Behrens-2003: Behrens, T.E.J., Woolrich, M.W., Jenkinson, M., Johansen-Berg, H., Nunes, R.G., Clare, S., Matthews, P.M., Brady, J.M. and Smith, S.M. (2003), Characterization and propagation of uncertainty in diffusion-weighted MR imaging. Magn Reson Med, 50: 1077–1088. doi: 10.1002/mrm.10609

Novikov-2014: Novikov, D. S., Jensen, J. H., Helpern, J. A., & Fieremans, E. (2014). Revealing mesoscopic structural universality with diffusion. Proceedings of the National Academy of Sciences, 111(14), 5088-5093.

Kim-2005: Kim S, Chi-Fishman G, Barnett AS, Pierpaoli C (2005) Dependence on diffusion time of apparent diffusion tensor of ex vivo calf tongue and heart. Magn Reson Med 54(6):1387–1396.
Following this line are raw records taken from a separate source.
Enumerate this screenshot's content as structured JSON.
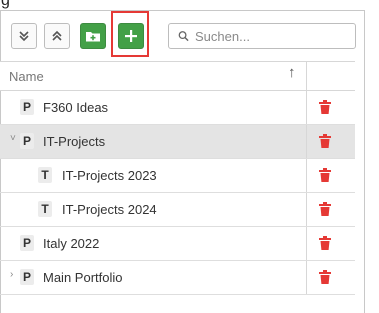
{
  "corner_glyph": "g",
  "toolbar": {
    "expand_all_icon": "double-chevron-down-icon",
    "collapse_all_icon": "double-chevron-up-icon",
    "new_folder_icon": "folder-plus-icon",
    "add_icon": "plus-icon",
    "add_label": "+",
    "search": {
      "placeholder": "Suchen...",
      "value": ""
    }
  },
  "grid": {
    "header_name": "Name",
    "sort_indicator": "↑",
    "rows": [
      {
        "badge": "P",
        "label": "F360 Ideas",
        "level": 0,
        "caret": "",
        "selected": false
      },
      {
        "badge": "P",
        "label": "IT-Projects",
        "level": 0,
        "caret": "˅",
        "selected": true
      },
      {
        "badge": "T",
        "label": "IT-Projects 2023",
        "level": 1,
        "caret": "",
        "selected": false
      },
      {
        "badge": "T",
        "label": "IT-Projects 2024",
        "level": 1,
        "caret": "",
        "selected": false
      },
      {
        "badge": "P",
        "label": "Italy 2022",
        "level": 0,
        "caret": "",
        "selected": false
      },
      {
        "badge": "P",
        "label": "Main Portfolio",
        "level": 0,
        "caret": "›",
        "selected": false
      }
    ]
  },
  "colors": {
    "accent_green": "#43a047",
    "delete_red": "#e53935",
    "selected_row": "#e4e4e4"
  }
}
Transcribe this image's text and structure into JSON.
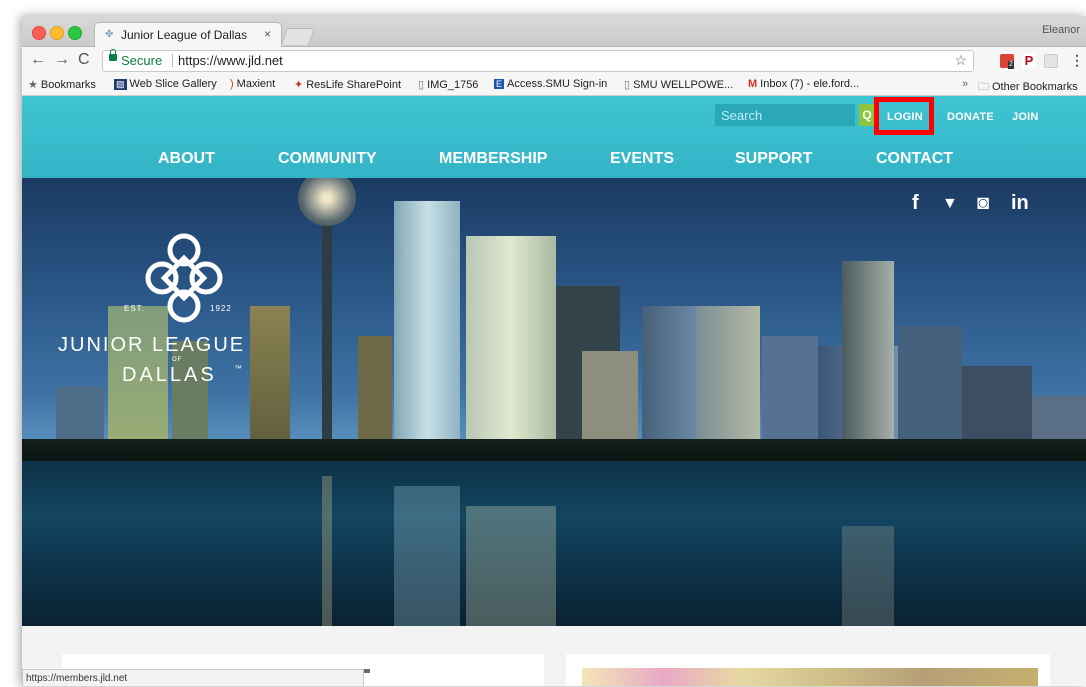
{
  "browser": {
    "tab_title": "Junior League of Dallas",
    "tab_close": "×",
    "profile_name": "Eleanor",
    "secure_label": "Secure",
    "url": "https://www.jld.net",
    "status_url": "https://members.jld.net"
  },
  "bookmarks": [
    {
      "label": "Bookmarks",
      "icon": "star-icon"
    },
    {
      "label": "Web Slice Gallery",
      "icon": "web-slice-icon"
    },
    {
      "label": "Maxient",
      "icon": "maxient-icon"
    },
    {
      "label": "ResLife SharePoint",
      "icon": "reslife-icon"
    },
    {
      "label": "IMG_1756",
      "icon": "page-icon"
    },
    {
      "label": "Access.SMU Sign-in",
      "icon": "smu-icon"
    },
    {
      "label": "SMU WELLPOWE...",
      "icon": "page-icon"
    },
    {
      "label": "Inbox (7) - ele.ford...",
      "icon": "gmail-icon"
    },
    {
      "label": "Other Bookmarks",
      "icon": "folder-icon"
    }
  ],
  "bookmarks_overflow": "»",
  "site": {
    "search_placeholder": "Search",
    "search_button": "Q",
    "utility_links": [
      "LOGIN",
      "DONATE",
      "JOIN"
    ],
    "main_nav": [
      "ABOUT",
      "COMMUNITY",
      "MEMBERSHIP",
      "EVENTS",
      "SUPPORT",
      "CONTACT"
    ],
    "social": [
      {
        "icon": "facebook-icon",
        "glyph": "f"
      },
      {
        "icon": "twitter-icon",
        "glyph": "🐦"
      },
      {
        "icon": "instagram-icon",
        "glyph": "◙"
      },
      {
        "icon": "linkedin-icon",
        "glyph": "in"
      }
    ],
    "logo": {
      "est": "EST.",
      "year": "1922",
      "line1": "JUNIOR LEAGUE",
      "of": "OF",
      "line2": "DALLAS",
      "tm": "™"
    }
  },
  "colors": {
    "header": "#3fc4d3",
    "highlight": "#ff0000",
    "search_button": "#8cc63f"
  }
}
Fig.1: Signal decay with increasing b-value. The plot on the left concerns the gradient duration δ=3ms; the plot on the right is for signal of δ=8ms. The axial signal (along the fibre) is shown by the bottom half of the lines; the top half concerns the radial signal. The signal shows dependency on diffusion time Δ.

Fig.2: Gradient duration δ=8ms signal along the axial direction. The top-left 3D subplot shows the dependency of ADC on both b-value and diffusion time Δ. The other three subplots show the 3D subplot as orthogonally projected onto each 2D plane.

Fig.3: As for fig.2, but for signal in the radial direction to the fibre.

Fig.4: Selected estimated parameters of two selected microstructure models for white matter after fitted to the complete dataset (all directions). The models are of varying complexity and construction. They both exhibit reasonably stable compartmental volume fraction; however, the diffusivity is clearly dependent on diffusion time, similarly as for fig.3 (bottom-left subplot).